Темнело в декабре рано, уже в сумерках Глаша добралась до Гражданки. Дверь открыл Федор. Помятый, постаревший, но трезвый. 

А вот и она! – объявил радостно.

Квартира Феди, однушка-хрущевка с маленькой кухней, была запущена. Диван, кровать и колченогий шкаф – вот и вся обстановка.

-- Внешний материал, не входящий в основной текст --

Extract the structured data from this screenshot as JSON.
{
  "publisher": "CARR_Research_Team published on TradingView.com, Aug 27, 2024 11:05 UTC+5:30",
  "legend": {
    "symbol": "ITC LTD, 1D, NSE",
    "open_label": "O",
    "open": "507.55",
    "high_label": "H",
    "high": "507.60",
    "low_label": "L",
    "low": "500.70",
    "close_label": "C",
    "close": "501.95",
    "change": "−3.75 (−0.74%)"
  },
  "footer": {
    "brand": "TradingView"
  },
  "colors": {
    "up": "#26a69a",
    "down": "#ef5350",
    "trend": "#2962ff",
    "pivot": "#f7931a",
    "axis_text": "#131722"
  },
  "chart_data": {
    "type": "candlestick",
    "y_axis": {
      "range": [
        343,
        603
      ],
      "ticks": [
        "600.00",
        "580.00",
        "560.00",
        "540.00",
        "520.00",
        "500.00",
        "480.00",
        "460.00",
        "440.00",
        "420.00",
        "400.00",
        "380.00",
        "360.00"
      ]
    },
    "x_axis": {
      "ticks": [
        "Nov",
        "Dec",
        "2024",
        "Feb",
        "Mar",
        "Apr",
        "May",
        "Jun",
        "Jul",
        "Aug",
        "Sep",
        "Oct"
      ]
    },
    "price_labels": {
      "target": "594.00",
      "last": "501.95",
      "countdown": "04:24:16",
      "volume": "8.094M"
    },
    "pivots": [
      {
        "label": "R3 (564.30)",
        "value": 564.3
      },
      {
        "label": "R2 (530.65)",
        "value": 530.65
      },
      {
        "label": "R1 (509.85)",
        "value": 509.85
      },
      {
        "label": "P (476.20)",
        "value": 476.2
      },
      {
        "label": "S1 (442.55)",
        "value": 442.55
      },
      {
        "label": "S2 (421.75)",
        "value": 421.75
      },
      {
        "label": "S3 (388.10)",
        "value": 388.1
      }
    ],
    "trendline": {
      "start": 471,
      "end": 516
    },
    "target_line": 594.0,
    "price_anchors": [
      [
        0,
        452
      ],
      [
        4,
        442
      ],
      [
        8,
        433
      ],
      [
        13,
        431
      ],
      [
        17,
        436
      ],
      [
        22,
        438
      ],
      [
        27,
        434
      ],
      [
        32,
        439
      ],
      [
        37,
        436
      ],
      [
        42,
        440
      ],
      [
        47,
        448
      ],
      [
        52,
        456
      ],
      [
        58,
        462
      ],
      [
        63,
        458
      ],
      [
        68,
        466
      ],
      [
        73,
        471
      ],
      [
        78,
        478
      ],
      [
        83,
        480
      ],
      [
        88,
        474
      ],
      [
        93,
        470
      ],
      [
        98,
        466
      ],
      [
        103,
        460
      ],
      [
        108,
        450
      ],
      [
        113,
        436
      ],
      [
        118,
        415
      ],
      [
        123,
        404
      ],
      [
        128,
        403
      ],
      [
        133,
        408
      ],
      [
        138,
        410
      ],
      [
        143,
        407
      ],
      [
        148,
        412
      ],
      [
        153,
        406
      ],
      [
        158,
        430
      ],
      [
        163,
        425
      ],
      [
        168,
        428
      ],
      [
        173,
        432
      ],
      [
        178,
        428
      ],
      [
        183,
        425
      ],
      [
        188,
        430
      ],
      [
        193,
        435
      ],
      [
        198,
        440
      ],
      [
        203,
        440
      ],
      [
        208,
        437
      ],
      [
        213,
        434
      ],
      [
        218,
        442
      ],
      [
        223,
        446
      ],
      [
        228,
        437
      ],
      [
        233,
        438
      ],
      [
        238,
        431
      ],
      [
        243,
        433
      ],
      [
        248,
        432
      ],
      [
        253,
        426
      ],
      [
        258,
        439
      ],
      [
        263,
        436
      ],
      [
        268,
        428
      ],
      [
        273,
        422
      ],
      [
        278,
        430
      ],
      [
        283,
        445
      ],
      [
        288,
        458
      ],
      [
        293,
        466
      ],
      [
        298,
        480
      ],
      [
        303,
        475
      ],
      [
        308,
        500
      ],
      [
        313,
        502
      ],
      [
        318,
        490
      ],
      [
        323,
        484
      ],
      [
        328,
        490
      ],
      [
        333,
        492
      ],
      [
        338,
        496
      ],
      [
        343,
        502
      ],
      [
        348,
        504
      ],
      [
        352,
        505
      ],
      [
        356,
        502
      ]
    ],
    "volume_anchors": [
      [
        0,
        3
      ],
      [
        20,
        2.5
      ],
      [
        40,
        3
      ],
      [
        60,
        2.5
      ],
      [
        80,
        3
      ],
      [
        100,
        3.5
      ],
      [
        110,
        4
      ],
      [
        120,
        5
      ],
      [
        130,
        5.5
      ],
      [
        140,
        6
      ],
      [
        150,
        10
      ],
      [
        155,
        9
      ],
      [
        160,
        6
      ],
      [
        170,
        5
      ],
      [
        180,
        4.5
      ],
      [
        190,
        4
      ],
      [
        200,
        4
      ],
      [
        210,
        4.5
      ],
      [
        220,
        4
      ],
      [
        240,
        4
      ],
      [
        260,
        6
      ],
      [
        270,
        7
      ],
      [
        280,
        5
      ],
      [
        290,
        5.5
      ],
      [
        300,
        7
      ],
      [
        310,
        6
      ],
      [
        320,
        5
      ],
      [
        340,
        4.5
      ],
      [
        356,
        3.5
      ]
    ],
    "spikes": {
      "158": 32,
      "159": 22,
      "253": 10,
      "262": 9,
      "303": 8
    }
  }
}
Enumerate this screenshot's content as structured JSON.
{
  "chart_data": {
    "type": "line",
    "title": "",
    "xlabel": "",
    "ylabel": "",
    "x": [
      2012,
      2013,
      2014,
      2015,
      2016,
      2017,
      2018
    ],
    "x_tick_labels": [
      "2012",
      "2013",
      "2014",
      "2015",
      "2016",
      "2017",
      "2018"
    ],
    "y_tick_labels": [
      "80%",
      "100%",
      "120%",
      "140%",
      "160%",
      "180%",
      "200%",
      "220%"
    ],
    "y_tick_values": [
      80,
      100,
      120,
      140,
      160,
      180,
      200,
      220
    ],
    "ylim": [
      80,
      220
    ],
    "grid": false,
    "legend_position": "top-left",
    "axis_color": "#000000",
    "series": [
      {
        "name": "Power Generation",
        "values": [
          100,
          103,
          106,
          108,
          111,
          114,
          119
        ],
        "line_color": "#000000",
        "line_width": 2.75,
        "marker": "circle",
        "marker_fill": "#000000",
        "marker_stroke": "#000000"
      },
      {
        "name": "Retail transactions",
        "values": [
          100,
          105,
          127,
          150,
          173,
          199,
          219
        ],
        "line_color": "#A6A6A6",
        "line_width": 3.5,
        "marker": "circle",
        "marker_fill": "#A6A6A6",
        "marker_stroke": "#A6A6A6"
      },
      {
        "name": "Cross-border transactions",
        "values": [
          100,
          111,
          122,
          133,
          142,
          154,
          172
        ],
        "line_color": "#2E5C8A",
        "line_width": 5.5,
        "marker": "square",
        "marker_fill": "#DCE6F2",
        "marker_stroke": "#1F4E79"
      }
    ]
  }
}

Отголоски гулянок – разбитое окно в ванной, сломанный бачок...

Зато тепло. Пахнет чем--то вкусным, мясным. Тетя Шура поднялась с кровати, рада Глаше:

Ох, уж думали, не приедешь. Поздно ведь. 

Они засуетились, усадили Глашу ужинать. Она ела тушёная картошку с мясом и чувствовала такое тепло, что хотелось плакать.

Они рассказывали. В общем, Федя понял, что пропадает. Он спивался, из квартиры его воровали вещи, уже знал его квартиру участковый по жалобам соседей.

Федя выгнал всех. Поехал трезвый к Шуре, как за спасением, а нашел ее в больнице. Вот и спасали они друг друга – решили жить вместе, как мать и сын.

Ты не смотри, что бедно-то у нас. Это мое еще не привезли. Там и шкаф, и комод, и твой стол письменный ... , – оправдывалась тетя Шура, – Приезжай к нам, Глашенька, не забывай.

А Глаша махала рукой и незаметно утирала слезу. Так рада была за них! Одну не отпустили, Федя поехал провожать. Сам купил ей билет в автобусе, был серьезен и неразговорчив. 

Глаша смотрела на него, сидящего напротив – сутулого, худого, беззубого, плохо одетого, и думала о том, что, скорей, ей бы его провожать. 

Он поднял на нее глаза и, как будто оправдываясь, сказал:

Вот и думаю: сдохну ведь. Вот и поехал – забрал. 

– Береги ее, Федь. Ладно? А я приезжать к вам буду иногда. Далеко только. Но все равно буду. Вы для меня, как семья, понимаешь?

– И ты... И ты уж – для нас.

Она еще хотела сказать много: про давление тети Шуры, наказать, чтоб не пил, дать советы по хозяйству. Но открыла было рот, взглянула на него и промолчала. У Феди – жизнь за плечами, он и без нее все понимает. Он лучше ее все понимает. Просто слабый он.

За окном – мокрый снег наискосок, но его не страшится величественный вечерний Ленинград. И не такое переживал.

Вон видишь, – кивнул Федя в районе Финляндского вокзала.

Чего? 

– Это артиллерийская академия. Я учиться там начинал.

– Правда? Ничего себе! Я не знала. 

– Ааа, так война не дала. А знаешь, какой лозунг там висел? 

– Какой?

– "Наша цель – коммунизм" 

– Да? – Глаша пожала плечами спокойно.

И чего? Кругом такие лозунги. 

Посмотрела на Федю – он улыбался, смотрел на нее с хитринкой в глазах, как будто ждал реакции. И до Глаши, наконец, дошло: на артиллерийской академии лозунг про цель можно прочесть двояко.

– Ой, – закрыла рот ладошкой и засмеялась, – Ой, Федя!